Excluding insurance proceeds claim estimated c.RM39m, PDB’s 2Q18 core earnings grew RM58m or 26% yoy to RM283m. This was mainly on higher inventory lag gain following the rapid rise in Mean of Platts Singapore (MOPS) product prices. The company netted inventory gain of RM90m in the quarter which partially offset by higher advertising expenses primarily in retail segment. Overall, 1H18 earnings rose 5.5% yoy and were within ours and consensus estimates.

Lower product costs expanded retail margin

Retail operating profit grew strongly by 56% yoy and 43% qoq to RM238m mainly on inventory lag gain which more than offset higher advertising costs and lower sales volume of 1%. This saw operating margin expading to 6.2% (2Q17: 4.2%, 1Q18: 4.4%). On qoq basis, retail sales volume grew 3% amidst fixed subsidised pump price and holiday for election.

Slow down in commercial sales volume

The commercial segment recorded lower sales volume of 1% yoy. This was due to lower jet fuel sales volume which more than offset higher sales volume from Diesel, bulk LPG and Sulphur. Notwithstanding, ASP jumped 18% resulting in higher operating profits by 3%.

Declared higher second interim dividend of 16 sen

PDB declared its second interim DPS of 16 sen which implies payout ratio of 51%. This was higher than 2QFY17 DPS of 14 sen which brings YTD DPS of 19 sen (1H17: 18 sen)

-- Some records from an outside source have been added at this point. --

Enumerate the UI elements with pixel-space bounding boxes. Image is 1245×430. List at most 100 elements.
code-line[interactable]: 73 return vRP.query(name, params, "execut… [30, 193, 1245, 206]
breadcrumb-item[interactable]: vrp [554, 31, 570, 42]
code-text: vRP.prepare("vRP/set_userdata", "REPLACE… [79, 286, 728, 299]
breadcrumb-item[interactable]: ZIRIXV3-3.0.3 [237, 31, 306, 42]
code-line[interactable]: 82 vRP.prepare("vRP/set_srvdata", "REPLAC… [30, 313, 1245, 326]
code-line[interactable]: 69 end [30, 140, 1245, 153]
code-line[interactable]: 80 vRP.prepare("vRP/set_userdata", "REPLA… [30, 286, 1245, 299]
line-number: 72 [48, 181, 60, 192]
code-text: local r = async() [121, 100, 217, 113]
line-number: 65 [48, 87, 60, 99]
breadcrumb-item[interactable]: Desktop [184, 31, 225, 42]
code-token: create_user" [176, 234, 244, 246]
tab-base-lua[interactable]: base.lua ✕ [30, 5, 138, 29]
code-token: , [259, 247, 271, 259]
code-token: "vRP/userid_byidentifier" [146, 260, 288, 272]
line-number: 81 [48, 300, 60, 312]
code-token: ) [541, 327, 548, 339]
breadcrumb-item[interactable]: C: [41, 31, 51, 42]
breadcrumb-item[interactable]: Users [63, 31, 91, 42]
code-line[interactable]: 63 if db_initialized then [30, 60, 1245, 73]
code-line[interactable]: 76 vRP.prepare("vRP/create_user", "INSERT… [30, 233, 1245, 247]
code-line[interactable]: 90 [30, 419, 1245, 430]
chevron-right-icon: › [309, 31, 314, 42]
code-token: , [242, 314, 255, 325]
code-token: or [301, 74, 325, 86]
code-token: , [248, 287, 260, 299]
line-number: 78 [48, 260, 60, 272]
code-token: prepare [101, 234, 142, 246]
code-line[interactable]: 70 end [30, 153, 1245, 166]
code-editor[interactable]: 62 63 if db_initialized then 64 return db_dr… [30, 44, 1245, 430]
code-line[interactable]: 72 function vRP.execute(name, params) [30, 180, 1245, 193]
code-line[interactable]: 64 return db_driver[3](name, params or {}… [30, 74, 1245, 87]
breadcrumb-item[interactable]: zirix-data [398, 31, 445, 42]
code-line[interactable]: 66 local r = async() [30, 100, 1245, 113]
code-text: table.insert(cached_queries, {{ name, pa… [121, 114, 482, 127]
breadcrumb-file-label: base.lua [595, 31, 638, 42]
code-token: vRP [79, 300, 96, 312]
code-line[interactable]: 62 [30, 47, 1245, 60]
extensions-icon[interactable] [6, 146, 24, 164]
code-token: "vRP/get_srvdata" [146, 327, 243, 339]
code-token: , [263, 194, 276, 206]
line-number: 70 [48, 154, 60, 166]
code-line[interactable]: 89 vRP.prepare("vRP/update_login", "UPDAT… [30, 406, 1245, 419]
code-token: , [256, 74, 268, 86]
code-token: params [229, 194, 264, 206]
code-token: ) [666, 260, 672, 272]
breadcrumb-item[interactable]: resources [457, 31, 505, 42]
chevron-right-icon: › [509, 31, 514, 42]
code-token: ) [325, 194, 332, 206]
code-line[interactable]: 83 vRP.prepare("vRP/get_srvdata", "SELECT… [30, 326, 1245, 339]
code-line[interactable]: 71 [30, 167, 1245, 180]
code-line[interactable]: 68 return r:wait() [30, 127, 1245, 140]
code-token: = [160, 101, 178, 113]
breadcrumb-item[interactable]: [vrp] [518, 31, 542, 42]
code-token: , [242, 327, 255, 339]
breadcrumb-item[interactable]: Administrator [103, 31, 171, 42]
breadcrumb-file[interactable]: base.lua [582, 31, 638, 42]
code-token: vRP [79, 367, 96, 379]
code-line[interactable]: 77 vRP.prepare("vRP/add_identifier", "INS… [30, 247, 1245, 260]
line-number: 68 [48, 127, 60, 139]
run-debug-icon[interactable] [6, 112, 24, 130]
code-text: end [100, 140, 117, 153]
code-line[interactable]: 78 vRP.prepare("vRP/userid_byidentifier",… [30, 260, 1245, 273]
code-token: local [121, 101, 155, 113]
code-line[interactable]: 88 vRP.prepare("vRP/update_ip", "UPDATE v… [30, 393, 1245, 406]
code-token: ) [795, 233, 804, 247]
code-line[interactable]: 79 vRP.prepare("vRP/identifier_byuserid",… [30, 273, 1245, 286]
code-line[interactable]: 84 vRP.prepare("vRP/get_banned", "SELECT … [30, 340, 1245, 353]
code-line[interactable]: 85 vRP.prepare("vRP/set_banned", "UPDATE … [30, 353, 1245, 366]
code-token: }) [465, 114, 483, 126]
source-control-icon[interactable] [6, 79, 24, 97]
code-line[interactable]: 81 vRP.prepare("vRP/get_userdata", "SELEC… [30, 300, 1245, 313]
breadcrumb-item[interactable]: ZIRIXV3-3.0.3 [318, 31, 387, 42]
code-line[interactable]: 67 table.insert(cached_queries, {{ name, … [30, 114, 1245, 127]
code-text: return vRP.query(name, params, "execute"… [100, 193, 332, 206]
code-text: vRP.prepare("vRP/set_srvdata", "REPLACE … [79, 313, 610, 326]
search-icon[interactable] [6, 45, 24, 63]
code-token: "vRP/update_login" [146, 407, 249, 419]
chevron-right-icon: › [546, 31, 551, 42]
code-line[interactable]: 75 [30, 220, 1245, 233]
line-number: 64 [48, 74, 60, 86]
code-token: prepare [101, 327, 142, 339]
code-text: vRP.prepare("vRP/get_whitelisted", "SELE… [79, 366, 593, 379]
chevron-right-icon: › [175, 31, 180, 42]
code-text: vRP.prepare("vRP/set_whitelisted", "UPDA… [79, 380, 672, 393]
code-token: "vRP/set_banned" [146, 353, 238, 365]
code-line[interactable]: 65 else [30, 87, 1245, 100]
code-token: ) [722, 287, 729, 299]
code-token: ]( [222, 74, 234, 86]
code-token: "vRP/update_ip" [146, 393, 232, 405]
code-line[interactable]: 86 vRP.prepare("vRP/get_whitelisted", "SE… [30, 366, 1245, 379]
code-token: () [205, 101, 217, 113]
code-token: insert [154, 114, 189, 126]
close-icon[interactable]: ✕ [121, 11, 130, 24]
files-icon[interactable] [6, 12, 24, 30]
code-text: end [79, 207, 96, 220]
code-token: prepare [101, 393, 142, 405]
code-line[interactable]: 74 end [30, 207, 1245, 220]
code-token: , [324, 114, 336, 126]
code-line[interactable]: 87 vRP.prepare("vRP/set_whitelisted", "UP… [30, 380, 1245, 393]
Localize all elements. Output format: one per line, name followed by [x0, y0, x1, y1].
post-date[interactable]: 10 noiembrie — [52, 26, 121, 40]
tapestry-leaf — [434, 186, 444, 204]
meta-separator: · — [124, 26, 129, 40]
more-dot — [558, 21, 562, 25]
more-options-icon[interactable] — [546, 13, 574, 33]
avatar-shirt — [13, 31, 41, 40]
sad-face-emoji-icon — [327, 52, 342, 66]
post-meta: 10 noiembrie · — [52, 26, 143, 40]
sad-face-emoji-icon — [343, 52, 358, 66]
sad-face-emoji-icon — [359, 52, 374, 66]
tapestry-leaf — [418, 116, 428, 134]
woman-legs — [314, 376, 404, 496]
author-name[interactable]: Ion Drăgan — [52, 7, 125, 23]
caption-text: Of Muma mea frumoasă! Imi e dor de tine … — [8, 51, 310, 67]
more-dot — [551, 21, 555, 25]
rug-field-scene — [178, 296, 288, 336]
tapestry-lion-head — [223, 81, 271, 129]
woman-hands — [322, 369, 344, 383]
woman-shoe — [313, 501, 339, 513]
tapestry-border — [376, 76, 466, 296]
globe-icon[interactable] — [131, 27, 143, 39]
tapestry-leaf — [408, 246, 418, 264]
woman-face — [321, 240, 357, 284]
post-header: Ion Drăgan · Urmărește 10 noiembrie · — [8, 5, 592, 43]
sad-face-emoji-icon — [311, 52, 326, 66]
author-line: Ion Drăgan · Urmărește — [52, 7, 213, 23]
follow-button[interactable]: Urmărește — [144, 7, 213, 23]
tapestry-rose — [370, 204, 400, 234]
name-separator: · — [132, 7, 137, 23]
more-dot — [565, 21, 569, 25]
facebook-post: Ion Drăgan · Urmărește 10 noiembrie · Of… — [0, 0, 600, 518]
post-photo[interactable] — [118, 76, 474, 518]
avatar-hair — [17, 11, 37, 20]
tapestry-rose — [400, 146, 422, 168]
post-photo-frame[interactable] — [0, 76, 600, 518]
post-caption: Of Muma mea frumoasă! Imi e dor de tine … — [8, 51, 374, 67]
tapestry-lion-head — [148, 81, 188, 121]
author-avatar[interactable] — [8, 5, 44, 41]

Retain BUY with unchanged TP RM30.00

We retain our BUY call on PDB with an unchanged DCF-derived TP of RM30.00. This is based on a 7.5% WACC and long term terminal growth rate of 1.5% which implies 26.3x FY19E PE. We believe PDB can capture higher sales volume in 2H18 supported by jump in new car sales and recovery in offshore activities.